Within the active-inference framework, minimizing uncertainty directly motivates the deployment of attentional effort required to navigate sensory strain. Operationally, this involves model updating, precision reweighting, and action/attention within an active inference framework, where attentional gain and noise suppression mechanisms enhance attended objects along the sensory pathways, and learned experiences modulate selection policies over time.
This perspective offers a concrete instantiation of this regulation: precision weights bias selection toward the target stream and away from distractors, integrating context and priors to maintain coherent tracking under load. Strain, in this sense, is a graded expression of how much precision must be reallocated across the scale space to keep inference stable, increasing when distractor salience rises or when target predictability falls. It also reflects the cost of maintaining long-horizon beliefs (e.g., conversational goals) against short-horizon exogenous overrides, with precision weights dynamically re-tuned as the (sensory) scene evolves for a specific example listening scenario. Because precision is context- and also experience-dependent, identical scenes can induce different strain profiles across individuals, as priors and learned contingencies shape the weighting of candidate streams and the thresholds for reallocation. Ultimately, sensory strain marks the ongoing effort of a unified, active inference system to minimize immediate and future surprise by continuously tuning precision across spatiotemporal scales by balancing rapid exogenous responses with sustained endogenous control to preserve perceptual stability in complex multisensory settings.

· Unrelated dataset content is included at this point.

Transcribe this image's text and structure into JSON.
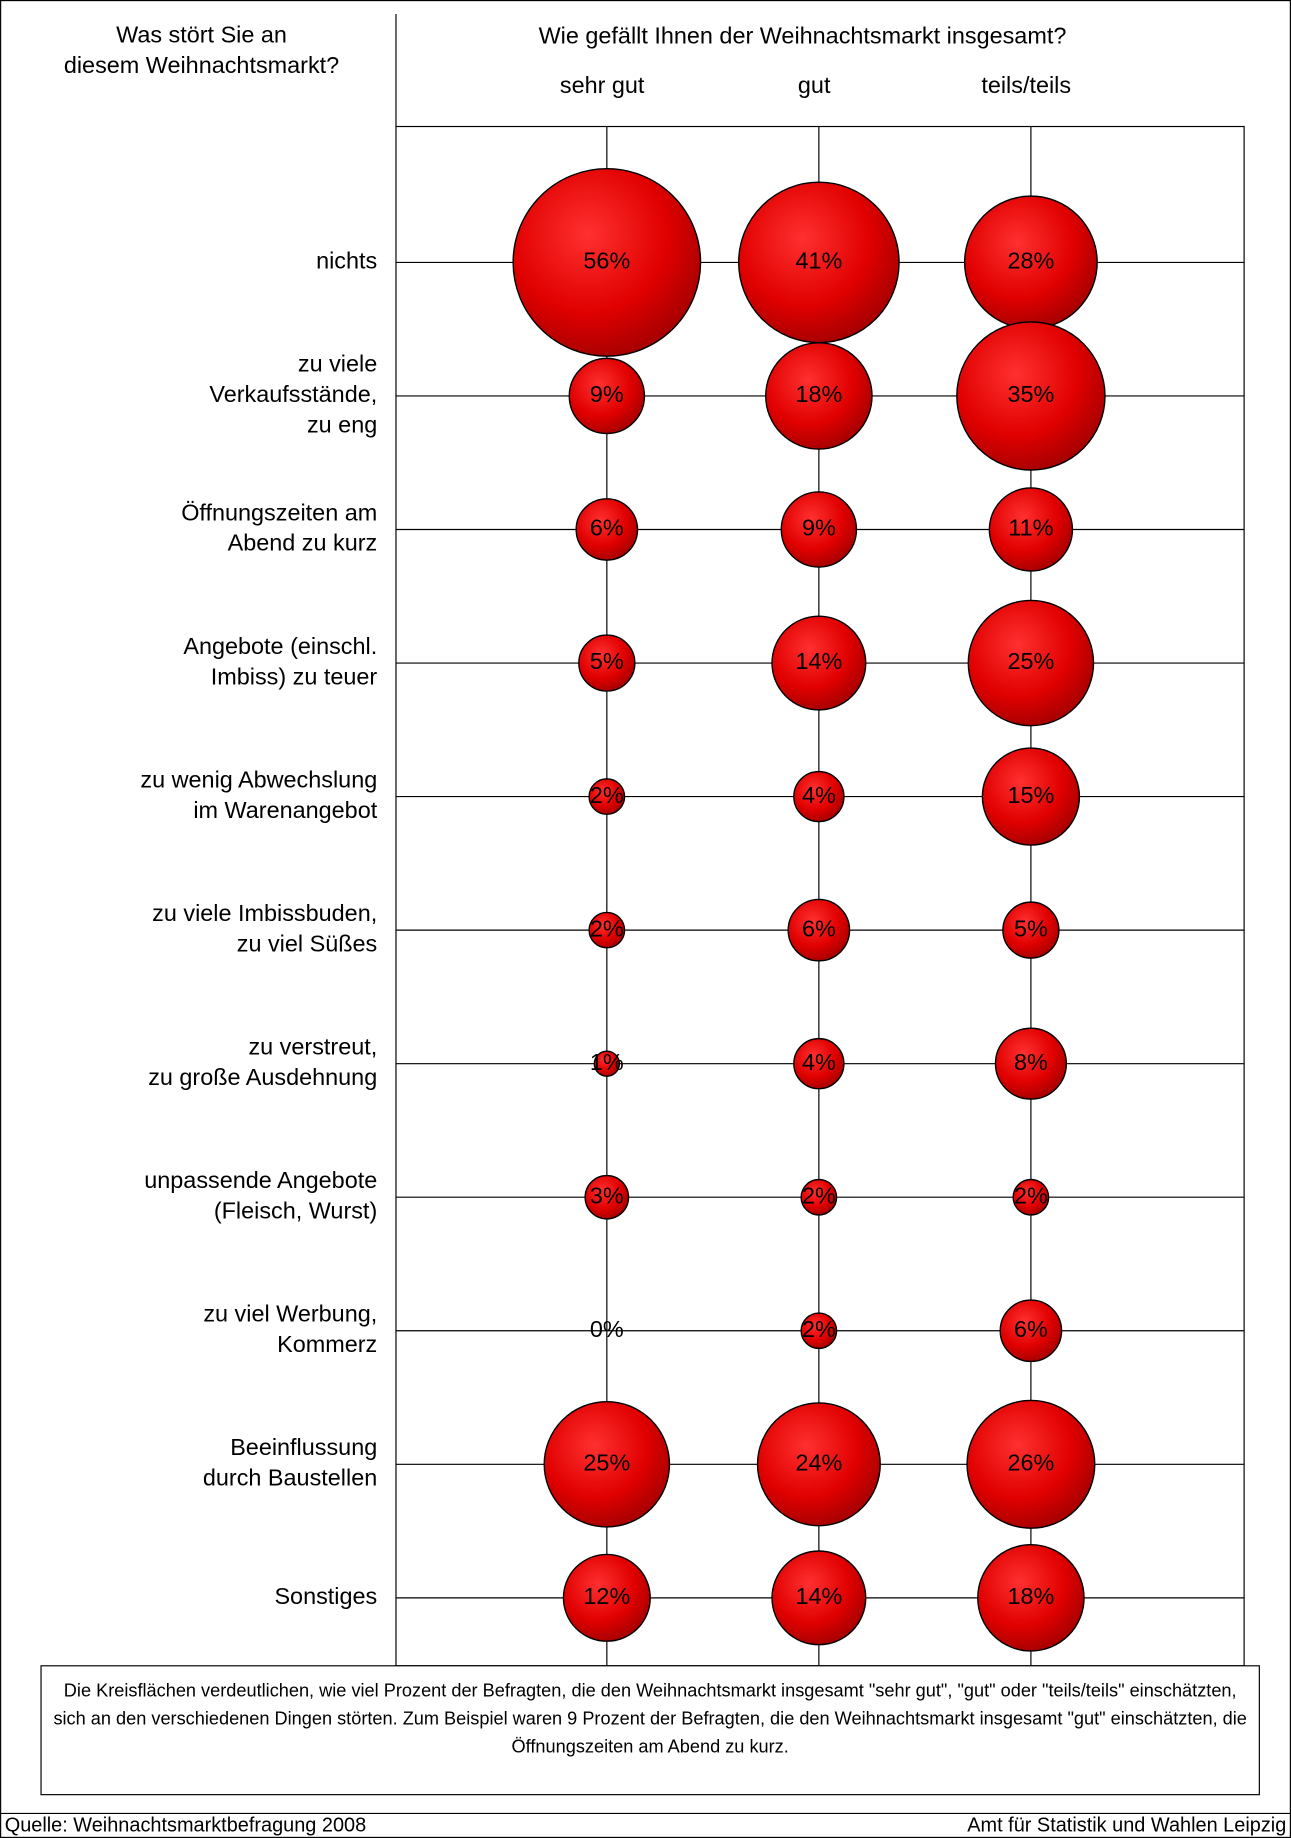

Future neuroergonomic research should adopt a first-principles, evolution-anchored approach to what environments humans are built for, especially given the growing sensory conflict and sensory strain that characterize the Anthropocene. This requires acknowledging that human perception operates through both core, species-typical constraints and mantle-level, experience-dependent plasticity, which jointly determine how far sensory and attentional mechanisms can be adapted through training or technology in contexts that induce conflict or sustained strain. Design must therefore build on this dual structure, respecting genetically entrenched limits while leveraging modulatory learning processes to scaffold safe adaptation. Within a multimodal active inference framework, we show that sensory conflict and sensory strain can be fruitfully modeled, offering a unified theoretical framework while acknowledging that empirical validation across contexts is still needed. Advances in neurophysiological decoding and attention-aware modality selection may help mitigate these Anthropocene-specific pressures by dynamically prioritizing and routing information. This potentially yields more resilient and effective human–technology interactions that are better aligned with human perceptual and attentional capacities in increasingly complex environments.